4) Situate your upper arms parallel to your upper body. Then let your hands drop onto the tops of your legs. With your upper arms at your sides, your hands will land in the right spot. Too far forward will make you hunch. Too far back will make you stiff. You’re tuning the strings of your body—not too tight and not too loose.
5) Drop your chin a little and let your gaze fall gently downward. You may let your eyelids lower. If you feel the need, you may lower them completely, but it’s not necessary to close your eyes when meditating. You can simply let what appears before your eyes be there without focusing on it.
6) Be there for a few moments. Relax. Bring your attention to your breath or the sensations in your body.
7) Feel your breath—or some say “follow” it—as it goes out and as it goes in. (Some versions of this practice put more emphasis on the outbreath, and for the inbreath you simply leave a spacious pause.) Either way, draw your attention to the physical sensation of breathing: the air moving through your nose or mouth, the rising and falling of your belly, or your chest. Choose your focal point, and with each breath, you can mentally note “breathing in” and “breathing out.”
8) Inevitably, your attention will leave the breath and wander to other places. Don’t worry. There’s no need to block or eliminate thinking. When you get around to noticing your mind wandering—in a few seconds, a minute, five minutes—just gently return your attention to the breath.
9) Practice pausing before making any physical adjustments, such as moving your body or scratching an itch. With intention, shift at a moment you choose, allowing space between what you experience and what you choose to do.
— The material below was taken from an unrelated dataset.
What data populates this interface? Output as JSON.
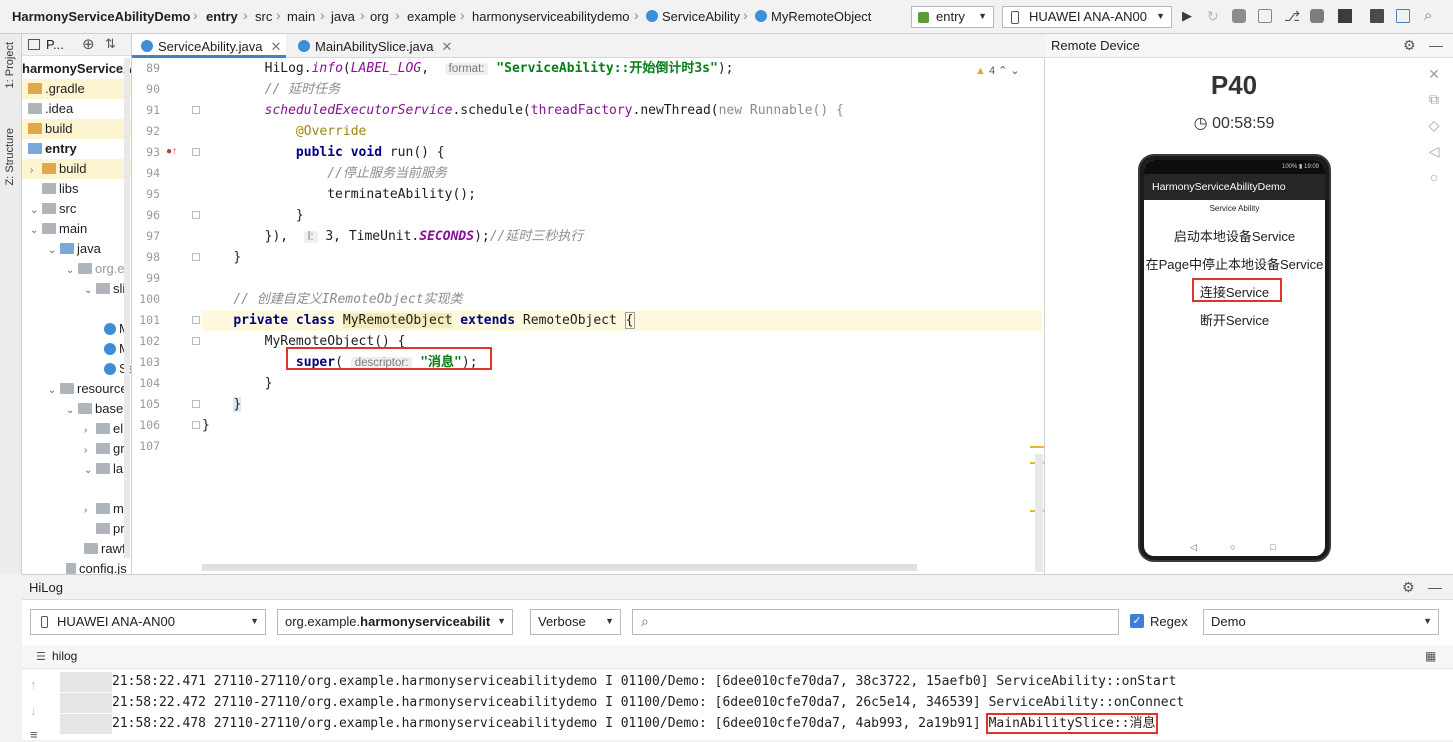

10) You may find your mind wandering constantly—that’s normal, too. Instead of wrestling with or engaging with those thoughts as much, practice observing without needing to react. Just sit and pay attention. As hard as it is to maintain, that’s all there is. Come back over and over again without judgment or expectation.
11) When you’re ready, gently lift your gaze (if your eyes are closed, open them). Take a moment and notice any sounds in the environment. Notice how your body feels right now. Notice your thoughts and emotions. Pausing for a moment, decide how you’d like to continue on with your day.
That’s it. That’s the practice. It’s often been said that it’s very simple, but it’s not necessarily easy. The work is to just keep doing it. Results will accrue.